A l’école de Zoula, au Burkina Faso, pas le temps de s’ennuyer comme le montre le reportage d’Infobébés.com (disponible également sur la webTV de parents.fr). Chaque matin, une centaine d’enfants de 3 à 6 ans y sont accueillis par trois parents d’élèves-professeurs chargés de les éveiller et de leur transmettre les bases du savoir.
Au programme : leçons de maths, expression orale, écriture mais aussi chants et jeux. Ces activités pédagogiques et ludiques indispensables au bien-être et à épanouissement de tous les enfants n’ont malheureusement pas toujours été possibles dans cette région. Malgré les efforts des autorités, le Burkina Faso reste en effet l’un des pays les moins avancés du monde.

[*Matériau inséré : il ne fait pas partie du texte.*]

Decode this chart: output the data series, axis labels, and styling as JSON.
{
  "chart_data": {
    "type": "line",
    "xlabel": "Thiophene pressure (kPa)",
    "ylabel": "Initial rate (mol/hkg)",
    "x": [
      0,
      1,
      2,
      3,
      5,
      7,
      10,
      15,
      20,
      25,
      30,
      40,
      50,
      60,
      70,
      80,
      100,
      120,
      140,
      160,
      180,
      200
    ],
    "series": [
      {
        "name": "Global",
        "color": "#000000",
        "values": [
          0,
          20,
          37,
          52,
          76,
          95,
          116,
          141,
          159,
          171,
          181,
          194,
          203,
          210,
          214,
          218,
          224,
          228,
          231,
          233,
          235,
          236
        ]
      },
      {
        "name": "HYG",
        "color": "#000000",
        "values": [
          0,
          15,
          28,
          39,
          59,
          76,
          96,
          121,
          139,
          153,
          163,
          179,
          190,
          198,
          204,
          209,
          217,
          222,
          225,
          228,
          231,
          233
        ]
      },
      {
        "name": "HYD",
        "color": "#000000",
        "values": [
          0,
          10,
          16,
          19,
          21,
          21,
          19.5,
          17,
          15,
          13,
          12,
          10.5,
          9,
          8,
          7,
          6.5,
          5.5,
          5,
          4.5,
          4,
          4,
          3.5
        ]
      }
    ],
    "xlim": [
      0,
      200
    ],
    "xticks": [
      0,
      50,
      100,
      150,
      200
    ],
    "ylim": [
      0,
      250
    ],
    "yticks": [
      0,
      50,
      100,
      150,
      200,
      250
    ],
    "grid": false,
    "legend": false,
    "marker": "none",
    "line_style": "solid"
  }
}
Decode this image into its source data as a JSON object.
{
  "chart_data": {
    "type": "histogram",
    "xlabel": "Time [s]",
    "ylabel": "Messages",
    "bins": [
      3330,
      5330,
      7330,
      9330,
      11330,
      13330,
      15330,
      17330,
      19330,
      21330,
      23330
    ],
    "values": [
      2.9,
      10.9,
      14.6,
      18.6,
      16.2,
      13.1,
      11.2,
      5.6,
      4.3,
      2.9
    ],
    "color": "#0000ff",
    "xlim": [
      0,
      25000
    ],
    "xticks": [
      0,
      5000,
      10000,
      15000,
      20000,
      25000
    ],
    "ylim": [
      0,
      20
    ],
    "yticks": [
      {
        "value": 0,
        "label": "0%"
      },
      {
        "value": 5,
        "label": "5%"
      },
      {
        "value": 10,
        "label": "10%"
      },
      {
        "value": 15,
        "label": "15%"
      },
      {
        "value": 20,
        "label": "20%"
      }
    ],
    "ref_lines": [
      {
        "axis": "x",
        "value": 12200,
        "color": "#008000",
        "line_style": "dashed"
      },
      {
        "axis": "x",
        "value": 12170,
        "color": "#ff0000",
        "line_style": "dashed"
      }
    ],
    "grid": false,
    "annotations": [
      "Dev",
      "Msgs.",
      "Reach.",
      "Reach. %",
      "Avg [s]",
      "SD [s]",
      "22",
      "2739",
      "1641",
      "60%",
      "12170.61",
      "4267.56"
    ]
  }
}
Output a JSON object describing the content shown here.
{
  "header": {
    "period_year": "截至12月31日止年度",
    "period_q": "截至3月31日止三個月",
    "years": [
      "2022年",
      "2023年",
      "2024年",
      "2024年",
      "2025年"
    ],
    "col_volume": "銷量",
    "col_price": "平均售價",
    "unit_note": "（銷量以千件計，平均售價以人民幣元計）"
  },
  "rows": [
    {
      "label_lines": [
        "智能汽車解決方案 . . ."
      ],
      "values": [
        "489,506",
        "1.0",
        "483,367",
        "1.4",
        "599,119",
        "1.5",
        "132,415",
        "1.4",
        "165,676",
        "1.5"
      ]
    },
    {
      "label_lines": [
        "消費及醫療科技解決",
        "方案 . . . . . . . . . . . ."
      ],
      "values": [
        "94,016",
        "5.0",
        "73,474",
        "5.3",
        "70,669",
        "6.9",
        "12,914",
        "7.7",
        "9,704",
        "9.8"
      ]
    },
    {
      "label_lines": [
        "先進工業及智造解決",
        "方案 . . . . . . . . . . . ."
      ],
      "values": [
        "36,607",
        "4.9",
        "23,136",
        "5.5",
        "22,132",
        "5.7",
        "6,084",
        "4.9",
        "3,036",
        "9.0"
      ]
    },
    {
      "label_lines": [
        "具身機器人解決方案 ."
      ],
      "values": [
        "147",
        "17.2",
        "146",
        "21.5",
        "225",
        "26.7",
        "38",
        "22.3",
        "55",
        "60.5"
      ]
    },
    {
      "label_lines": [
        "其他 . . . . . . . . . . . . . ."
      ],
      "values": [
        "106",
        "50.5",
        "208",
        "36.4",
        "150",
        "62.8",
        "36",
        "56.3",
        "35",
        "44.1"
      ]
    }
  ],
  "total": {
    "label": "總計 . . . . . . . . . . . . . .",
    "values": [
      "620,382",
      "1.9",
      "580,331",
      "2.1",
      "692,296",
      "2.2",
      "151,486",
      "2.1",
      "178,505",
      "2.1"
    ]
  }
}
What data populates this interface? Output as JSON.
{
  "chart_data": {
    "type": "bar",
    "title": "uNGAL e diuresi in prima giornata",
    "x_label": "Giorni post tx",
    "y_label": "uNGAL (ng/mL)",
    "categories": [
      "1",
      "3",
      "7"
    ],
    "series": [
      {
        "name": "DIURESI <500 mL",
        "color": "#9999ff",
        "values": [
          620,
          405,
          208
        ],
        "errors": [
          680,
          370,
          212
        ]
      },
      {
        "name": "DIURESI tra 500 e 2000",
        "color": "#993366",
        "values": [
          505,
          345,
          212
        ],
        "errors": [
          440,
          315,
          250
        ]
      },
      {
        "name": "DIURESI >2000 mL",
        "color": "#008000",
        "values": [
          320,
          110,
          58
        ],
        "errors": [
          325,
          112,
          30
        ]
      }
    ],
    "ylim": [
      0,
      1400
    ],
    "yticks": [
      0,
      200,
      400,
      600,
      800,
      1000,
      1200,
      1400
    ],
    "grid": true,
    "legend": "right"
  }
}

Depuis 1999, le pays a fait de l’éducation une priorité nationale, avec pour résultat une nette amélioration du taux de scolarisation (passé de 41,8% en 2000 à 64,9% en 2007). Malgré ces progrès notables, les écoles sont encore aujourd’hui trop rares et le personnel enseignant trop peu qualifié. Résultat : un tiers des enfants burkinabe sortent encore du système scolaire avant la fin de l’école primaire.
Voilà pourquoi Aide et Action intervient dans 7 provinces du Burkina Faso, dont la région de Sanguié où se situe l’école de Zoula. L’association s’est notamment impliquée dans la construction d’écoles, l’équipement de salles de classes et de logements pour les enseignants. Objectif : créer des conditions favorables à la scolarisation des enfants, et notamment des plus jeunes. L’association mène également un travail avec les enseignants pour sensibiliser les communautés à l’importance de l’éducation et incite les parents à s’impliquer au maximum dans la scolarisation de leurs enfants et dans la vie scolaire en générale.